Laelie Greenwood (Monash): Private Memory, Public Spaces: An Examination of Memory and Monument within Italian Immigrant Experience in Carlton. (Highly commended)
Italian migrants left a lasting mark on the areas in which they established their communities in Australia, particularly during the 1960s-1970s. With a focus on Melbourne’s Carlton area and drawing from Jo-Anne Duggan and Enza Gandolfo’s (2011) article, ‘Other Spaces: migration, objects and archives’, this paper explores how Italian-Australians developed a distinctive architectural style in their home renovations, which acted to produce, and maintain, links with their ‘home’ country. Duggan and Gandolfo’s argument about Italian migrant possessions within the home interior informs a discussion about the alterations and additions of six of Carlton’s Italian-Australian urban façades. Such façades simultaneously reflect a private and public space. Indeed, the memorialisation of ‘private’ memory was inevitably transformed into a highly public projection of cultural identity and difference. This suggests how material transnationalism, the modern elements of which are apparent within these renovations, reflect the ‘host’ society in which Carlton’s Italians settled. The paper further examines the conscious expression of transnationalism in the Piazza Italia project as a form of public collaborative production, enabling new generations of Italian-Australians to experience a tangible sense of Italian culture.
The essay takes us through a profound analysis of the way images and words intersect historically through Andrea Urbani’s decorative ‘Room of the Gardens’ in the Villa Vendramin Calergi, Noventa Padovana, as part of an exploration of a neglected approach to the study of Veneto villa decoration. Engaging with Jo-Anne Duggan’s notion of “a peculiar act of doubling” and W. J. T. Mitchell’s theoretical writings on how the visual and the verbal interrelate, Grant offers an interpretation of how the eighteenth-century visitor experienced Urbani’s artwork upon entering the room. This essay draws together both contemporary and modern images and words to support a detailed study of the significance of the room’s playfulness and power to convey meanings over time.

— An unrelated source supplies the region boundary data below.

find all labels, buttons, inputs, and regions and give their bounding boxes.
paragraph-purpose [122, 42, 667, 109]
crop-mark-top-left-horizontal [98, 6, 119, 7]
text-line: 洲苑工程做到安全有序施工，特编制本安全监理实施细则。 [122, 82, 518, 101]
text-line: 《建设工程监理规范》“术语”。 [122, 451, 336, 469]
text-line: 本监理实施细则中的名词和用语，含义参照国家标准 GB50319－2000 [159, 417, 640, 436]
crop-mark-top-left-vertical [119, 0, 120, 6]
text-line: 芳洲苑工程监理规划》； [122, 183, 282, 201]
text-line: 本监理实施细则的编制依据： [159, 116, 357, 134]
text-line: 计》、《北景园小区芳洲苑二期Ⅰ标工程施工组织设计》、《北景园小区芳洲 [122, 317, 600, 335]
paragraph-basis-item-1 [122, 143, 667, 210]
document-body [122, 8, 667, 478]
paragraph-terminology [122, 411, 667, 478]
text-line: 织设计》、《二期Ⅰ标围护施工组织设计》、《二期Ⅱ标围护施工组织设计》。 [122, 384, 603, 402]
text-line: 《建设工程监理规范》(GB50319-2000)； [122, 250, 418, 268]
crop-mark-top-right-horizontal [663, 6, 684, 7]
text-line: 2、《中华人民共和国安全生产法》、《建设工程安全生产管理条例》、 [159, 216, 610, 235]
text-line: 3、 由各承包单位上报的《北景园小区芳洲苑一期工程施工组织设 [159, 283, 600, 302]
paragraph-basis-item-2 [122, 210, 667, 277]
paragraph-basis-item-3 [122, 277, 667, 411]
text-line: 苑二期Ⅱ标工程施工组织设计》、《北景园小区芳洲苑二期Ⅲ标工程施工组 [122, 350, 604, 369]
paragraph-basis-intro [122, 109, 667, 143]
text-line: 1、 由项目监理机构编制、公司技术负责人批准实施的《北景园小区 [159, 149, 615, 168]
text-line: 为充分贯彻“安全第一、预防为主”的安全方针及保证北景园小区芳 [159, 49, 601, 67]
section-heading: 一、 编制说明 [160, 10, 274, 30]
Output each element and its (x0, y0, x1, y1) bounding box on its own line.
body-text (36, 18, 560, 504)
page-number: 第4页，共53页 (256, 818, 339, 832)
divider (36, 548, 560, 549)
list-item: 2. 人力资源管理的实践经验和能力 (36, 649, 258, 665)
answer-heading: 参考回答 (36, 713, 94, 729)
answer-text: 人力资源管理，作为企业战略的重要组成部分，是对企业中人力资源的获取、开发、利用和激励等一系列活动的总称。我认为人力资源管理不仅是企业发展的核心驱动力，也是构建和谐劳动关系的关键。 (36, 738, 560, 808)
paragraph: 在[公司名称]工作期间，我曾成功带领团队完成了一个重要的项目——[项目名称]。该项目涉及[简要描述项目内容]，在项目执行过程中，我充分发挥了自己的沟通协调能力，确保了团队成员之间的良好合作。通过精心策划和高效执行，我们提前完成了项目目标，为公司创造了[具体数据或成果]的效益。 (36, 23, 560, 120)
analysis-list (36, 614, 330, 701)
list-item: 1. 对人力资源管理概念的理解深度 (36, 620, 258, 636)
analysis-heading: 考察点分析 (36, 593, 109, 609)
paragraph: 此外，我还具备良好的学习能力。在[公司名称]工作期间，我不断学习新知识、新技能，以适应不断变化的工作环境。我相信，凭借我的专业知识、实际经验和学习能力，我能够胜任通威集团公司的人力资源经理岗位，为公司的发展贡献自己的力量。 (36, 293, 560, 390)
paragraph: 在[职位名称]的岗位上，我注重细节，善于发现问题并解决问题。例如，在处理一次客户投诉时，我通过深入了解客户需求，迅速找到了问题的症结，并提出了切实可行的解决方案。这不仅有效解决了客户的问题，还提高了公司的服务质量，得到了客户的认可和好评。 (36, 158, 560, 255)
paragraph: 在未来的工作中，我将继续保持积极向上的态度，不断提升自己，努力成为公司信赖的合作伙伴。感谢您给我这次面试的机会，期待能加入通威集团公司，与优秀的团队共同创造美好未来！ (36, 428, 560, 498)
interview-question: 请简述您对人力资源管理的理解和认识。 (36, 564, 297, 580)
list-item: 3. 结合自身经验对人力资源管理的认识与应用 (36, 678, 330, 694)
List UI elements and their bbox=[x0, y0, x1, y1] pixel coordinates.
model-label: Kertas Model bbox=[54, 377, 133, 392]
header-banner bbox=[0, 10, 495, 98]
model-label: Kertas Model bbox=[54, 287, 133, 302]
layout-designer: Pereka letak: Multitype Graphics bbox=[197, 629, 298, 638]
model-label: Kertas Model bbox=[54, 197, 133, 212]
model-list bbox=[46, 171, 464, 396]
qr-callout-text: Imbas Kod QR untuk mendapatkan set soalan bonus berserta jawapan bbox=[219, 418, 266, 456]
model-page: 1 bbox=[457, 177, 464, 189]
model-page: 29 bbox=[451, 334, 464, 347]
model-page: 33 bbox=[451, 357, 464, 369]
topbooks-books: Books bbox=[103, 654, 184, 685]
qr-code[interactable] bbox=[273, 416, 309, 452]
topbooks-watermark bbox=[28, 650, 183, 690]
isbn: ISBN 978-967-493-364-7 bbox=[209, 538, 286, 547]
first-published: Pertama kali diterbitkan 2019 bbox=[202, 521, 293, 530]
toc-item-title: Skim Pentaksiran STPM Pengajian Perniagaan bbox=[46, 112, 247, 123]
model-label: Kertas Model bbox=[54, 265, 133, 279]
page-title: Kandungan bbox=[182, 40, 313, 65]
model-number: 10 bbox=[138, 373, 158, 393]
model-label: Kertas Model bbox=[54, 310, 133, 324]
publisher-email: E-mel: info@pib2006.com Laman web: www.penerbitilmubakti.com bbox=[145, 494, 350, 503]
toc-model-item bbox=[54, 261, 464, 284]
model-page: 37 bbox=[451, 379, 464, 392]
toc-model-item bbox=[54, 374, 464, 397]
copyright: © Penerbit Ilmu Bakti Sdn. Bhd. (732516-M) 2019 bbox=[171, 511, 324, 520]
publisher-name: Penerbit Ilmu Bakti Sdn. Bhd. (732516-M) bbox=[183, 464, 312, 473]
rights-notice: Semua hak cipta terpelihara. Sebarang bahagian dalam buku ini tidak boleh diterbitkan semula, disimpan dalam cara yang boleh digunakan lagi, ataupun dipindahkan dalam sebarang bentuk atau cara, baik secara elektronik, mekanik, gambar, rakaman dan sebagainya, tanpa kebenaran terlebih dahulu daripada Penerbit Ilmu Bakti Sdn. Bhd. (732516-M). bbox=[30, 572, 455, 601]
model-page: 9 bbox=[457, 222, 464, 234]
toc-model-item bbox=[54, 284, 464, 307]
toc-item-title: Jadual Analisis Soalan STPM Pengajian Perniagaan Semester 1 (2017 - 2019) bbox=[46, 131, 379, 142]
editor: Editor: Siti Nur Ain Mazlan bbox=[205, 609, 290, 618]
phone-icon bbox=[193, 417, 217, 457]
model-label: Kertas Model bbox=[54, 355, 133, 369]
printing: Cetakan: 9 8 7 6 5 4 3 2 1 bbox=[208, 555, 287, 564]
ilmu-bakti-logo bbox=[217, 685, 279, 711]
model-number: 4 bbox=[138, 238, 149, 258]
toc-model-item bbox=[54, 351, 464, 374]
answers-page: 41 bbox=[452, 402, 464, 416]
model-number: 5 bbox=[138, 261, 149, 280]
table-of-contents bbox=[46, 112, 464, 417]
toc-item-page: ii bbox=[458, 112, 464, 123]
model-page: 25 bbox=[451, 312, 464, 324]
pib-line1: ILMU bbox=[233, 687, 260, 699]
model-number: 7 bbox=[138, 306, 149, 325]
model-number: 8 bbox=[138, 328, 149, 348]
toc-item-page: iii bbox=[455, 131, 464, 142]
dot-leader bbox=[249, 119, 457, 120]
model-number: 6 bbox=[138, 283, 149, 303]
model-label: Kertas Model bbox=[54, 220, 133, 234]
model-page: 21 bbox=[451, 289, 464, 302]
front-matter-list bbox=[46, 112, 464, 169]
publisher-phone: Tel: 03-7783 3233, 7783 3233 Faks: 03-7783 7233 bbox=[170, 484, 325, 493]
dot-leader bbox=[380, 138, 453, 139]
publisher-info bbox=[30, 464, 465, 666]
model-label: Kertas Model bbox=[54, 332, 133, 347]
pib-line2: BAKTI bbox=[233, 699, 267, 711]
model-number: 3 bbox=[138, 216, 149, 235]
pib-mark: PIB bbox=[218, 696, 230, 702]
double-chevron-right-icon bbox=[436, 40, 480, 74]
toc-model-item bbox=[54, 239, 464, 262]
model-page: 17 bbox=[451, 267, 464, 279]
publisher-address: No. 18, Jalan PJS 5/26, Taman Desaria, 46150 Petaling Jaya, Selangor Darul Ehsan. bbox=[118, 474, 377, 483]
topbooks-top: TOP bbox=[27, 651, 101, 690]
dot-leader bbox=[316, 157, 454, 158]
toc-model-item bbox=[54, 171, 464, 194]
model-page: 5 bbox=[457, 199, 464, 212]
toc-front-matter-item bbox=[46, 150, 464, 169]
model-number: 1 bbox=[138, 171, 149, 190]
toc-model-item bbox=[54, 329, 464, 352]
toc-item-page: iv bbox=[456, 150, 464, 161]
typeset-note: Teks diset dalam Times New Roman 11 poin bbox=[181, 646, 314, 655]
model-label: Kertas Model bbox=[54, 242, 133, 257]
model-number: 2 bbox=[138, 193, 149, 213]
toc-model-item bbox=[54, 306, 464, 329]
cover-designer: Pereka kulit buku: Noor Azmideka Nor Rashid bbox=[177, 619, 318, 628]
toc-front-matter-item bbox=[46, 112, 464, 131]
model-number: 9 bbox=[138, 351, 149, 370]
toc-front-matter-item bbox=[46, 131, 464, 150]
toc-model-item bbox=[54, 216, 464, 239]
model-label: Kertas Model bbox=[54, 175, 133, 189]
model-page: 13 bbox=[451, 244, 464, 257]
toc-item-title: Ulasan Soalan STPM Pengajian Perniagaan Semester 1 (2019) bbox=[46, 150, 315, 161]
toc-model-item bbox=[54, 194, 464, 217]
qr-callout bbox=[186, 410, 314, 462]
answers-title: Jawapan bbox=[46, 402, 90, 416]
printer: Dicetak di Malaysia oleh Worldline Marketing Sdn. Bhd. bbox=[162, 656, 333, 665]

Crystal Filep (Otago): Creative work and exegesis ‘Intersection Unbounded’. (Highly commended)
Crystal Filep’s original watercolour, Intersection Unbounded, and exegesis on Michelangelo’s Porta Pia and the Dioscuri represent a reflection on how the personal and the cultural, the historic and the contemporary, intersect within the context of a changing urban setting. Filep breaks with convention to explore her subject matter through imagination, focusing in particular on the ‘spaces in-between’. As such, her approach engages with what she calls ‘the mediative role of architecture’, aligned with Jo-Anne Duggan’s approach of “a slower, more considered engagement with art”. Filep shows how her creative practice conjures both meanings and questions as she teases out the interplay between imagination and stories from often overlooked spaces.
Kyra Giorgi (La Trobe): ‘La speranza: Spaces of hoping, waiting and dreaming in Italian migration. (Highly commended)
Kyra Giorgi conceptualises the experience of Italian migration to Australia in the post-war era as one that involves ‘negotiating spaces of absence and emptiness’ as opposed to a simplistic linear view. Her discussion finds resonance with Jo-Anne Duggan’s Sites of Convergence exhibition, wherein several public spaces evoke structures of expectation, engagement and even ‘chaos’. Giorgi takes Duggan’s insights further by contemplating ‘those more temporal sites of convergence’ inherent in the processes of migrancy. Citing oral migrant accounts, she considers circumstances of ‘not-knowing’ by evoking traditionally forgotten moments in ‘cabins and holding bays’, ‘hostels, processing and reception centres, and the countless queues’ – spaces of waiting and hoping, in which dreams and reality may converge.